Dores de Parto
Quero fugir. Mas como posso fugir de mim mesma? Penso numa casa de campo. Bolo fresco com cheiro do aconchego de quem já não está mais aqui para mim.
Vejo-me com dores de parto. Dores pelas quais anseio agora mais do que tudo. Porque as dores de parto nos transportam para um outro lugar. Para aquele momento em que nada mais importa além de colocar um filho no mundo.
Vejo-me de cócoras, no meio do mato, segurando-me e esforçando-me na esperança de uma realização. De uma concretização de algo que transforme as minhas dores em alegria. Como eu desejo essa dor. Como eu desejo parir.
Parir os sonhos represados pelos muros de concreto da cidade, que interrompem gestações e partos no lugar que é só meu. Arranca meus filhos e me deixam um vazio materno. O vazio da desesperança. Desespero, dor, mas não são as dores de parto. Então para onde vou fugir? Como posso fugir de mim mesma?

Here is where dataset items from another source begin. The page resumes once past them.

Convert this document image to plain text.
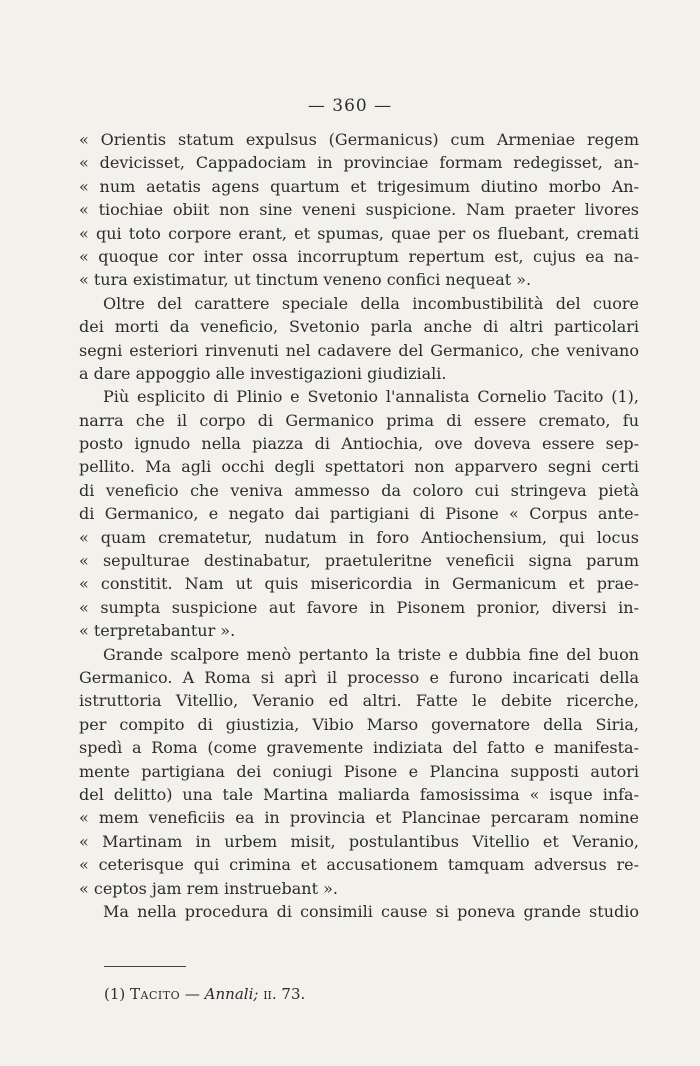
— 360 —
« Orientis statum expulsus (Germanicus) cum Armeniae regem
« devicisset, Cappadociam in provinciae formam redegisset, an-
« num aetatis agens quartum et trigesimum diutino morbo An-
« tiochiae obiit non sine veneni suspicione. Nam praeter livores
« qui toto corpore erant, et spumas, quae per os fluebant, cremati
« quoque cor inter ossa incorruptum repertum est, cujus ea na-
« tura existimatur, ut tinctum veneno confici nequeat ».
Oltre del carattere speciale della incombustibilità del cuore
dei morti da veneficio, Svetonio parla anche di altri particolari
segni esteriori rinvenuti nel cadavere del Germanico, che venivano
a dare appoggio alle investigazioni giudiziali.
Più esplicito di Plinio e Svetonio l'annalista Cornelio Tacito (1),
narra che il corpo di Germanico prima di essere cremato, fu
posto ignudo nella piazza di Antiochia, ove doveva essere sep-
pellito. Ma agli occhi degli spettatori non apparvero segni certi
di veneficio che veniva ammesso da coloro cui stringeva pietà
di Germanico, e negato dai partigiani di Pisone « Corpus ante-
« quam crematetur, nudatum in foro Antiochensium, qui locus
« sepulturae destinabatur, praetuleritne veneficii signa parum
« constitit. Nam ut quis misericordia in Germanicum et prae-
« sumpta suspicione aut favore in Pisonem pronior, diversi in-
« terpretabantur ».
Grande scalpore menò pertanto la triste e dubbia fine del buon
Germanico. A Roma si aprì il processo e furono incaricati della
istruttoria Vitellio, Veranio ed altri. Fatte le debite ricerche,
per compito di giustizia, Vibio Marso governatore della Siria,
spedì a Roma (come gravemente indiziata del fatto e manifesta-
mente partigiana dei coniugi Pisone e Plancina supposti autori
del delitto) una tale Martina maliarda famosissima « isque infa-
« mem veneficiis ea in provincia et Plancinae percaram nomine
« Martinam in urbem misit, postulantibus Vitellio et Veranio,
« ceterisque qui crimina et accusationem tamquam adversus re-
« ceptos jam rem instruebant ».
Ma nella procedura di consimili cause si poneva grande studio
(1) Tacito — Annali; ii. 73.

O relógio toca. É hora de despertar para mais um dia em que tudo se repete. O tempo passa sem que passemos por ele. Tentamos alcançá-lo, convencê-lo a nos levar e mostrar nosso valor, mas ele olha para trás indiferente. O tempo não se comove. Ele não espera. Só há um momento em que ele para, para assistir. O momento em que ele vê uma mulher com dores de parto. Ela está a gerar. Está prestes a dar a vida. A sua vida. A colocar o que a incomoda, o que dói e o que ama para fora de si, e tudo o que ela deseja nesse momento é expelir. Expelir de seu ventre a sua grande obra. Este é o seu grande ato. Uma plateia vazia não contempla a beleza desse ato de profunda dor e alegria.
Como eu quero fugir. Fugir para o meu grande ato solitário do teatro da vida. Fugir da dor sem sentido e sem razão para a qual o tempo não olha nem se importa. Eu quero as dores de parto. Eu quero parir. Neste lugar solitário e solidário para onde posso fugir de mim mesma e me encontrar. Em que o tempo vai finalmente parar e me olhar.